Thanks! I'll try to look into that. At least it gave a stack trace - that helps a little. It's a concurrency thing, so really hard to reproduce. Looks like it happened in the timer code I use to figure out where SINA spends it's time to help me optimize the important bits. I might just take that out for the release binaries.

Cleaned trace:

std::__detail::_Map_base<std::thread::id, std::pair<std::thread::id const, sina::timer>>::operator[]
sina::kmer_search::impl::find()
sina::famfinder::impl::match(std::vector<sina::search::result_item>&, sina::annotated_cseq const&)
sina::famfinder::impl::operator()(sina::tray)
epruesse commented 5 years ago

Ok. I hope that's fixed. 1.6.0 is out.

Finesim97 commented 5 years ago

Thank you very much, glad I could help a little bit.

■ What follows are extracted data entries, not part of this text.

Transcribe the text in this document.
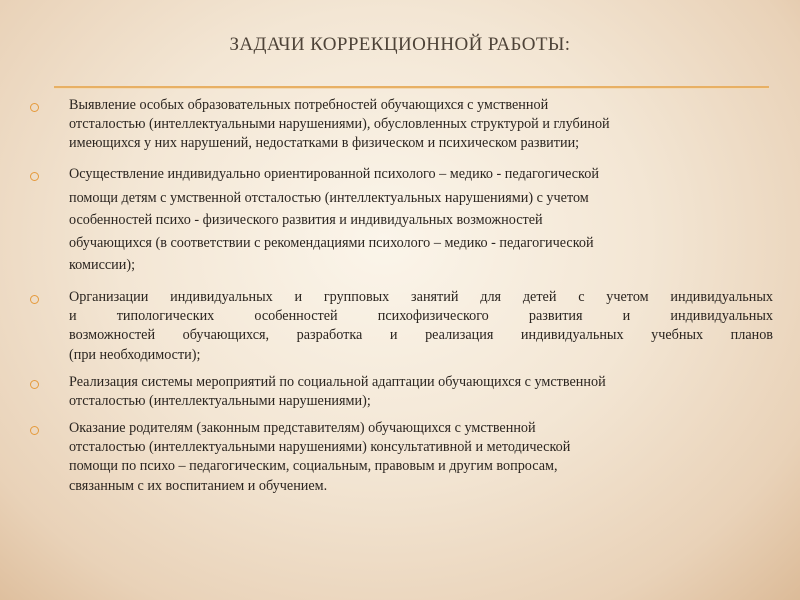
ЗАДАЧИ КОРРЕКЦИОННОЙ РАБОТЫ:
Выявление особых образовательных потребностей обучающихся с умственной
отсталостью (интеллектуальными нарушениями), обусловленных структурой и глубиной
имеющихся у них нарушений, недостатками в физическом и психическом развитии;
Осуществление индивидуально ориентированной психолого – медико - педагогической
помощи детям с умственной отсталостью (интеллектуальных нарушениями) с учетом
особенностей психо - физического развития и индивидуальных возможностей
обучающихся (в соответствии с рекомендациями психолого – медико - педагогической
комиссии);
Организации индивидуальных и групповых занятий для детей с учетом индивидуальных
и типологических особенностей психофизического развития и индивидуальных
возможностей обучающихся, разработка и реализация индивидуальных учебных планов
(при необходимости);
Реализация системы мероприятий по социальной адаптации обучающихся с умственной
отсталостью (интеллектуальными нарушениями);
Оказание родителям (законным представителям) обучающихся с умственной
отсталостью (интеллектуальными нарушениями) консультативной и методической
помощи по психо – педагогическим, социальным, правовым и другим вопросам,
связанным с их воспитанием и обучением.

Am 27.04.2019 um 06:05 schrieb Elmar Pruesse notifications@github.com:

Closed #69.

— You are receiving this because you were mentioned. Reply to this email directly, view it on GitHub, or mute the thread.

epruesse commented 5 years ago

Yes, you did. Thanks. I was able to fix the above problem and get it into the 1.6.0. Perhaps I can get away without a 1.6.1 again, but you never know.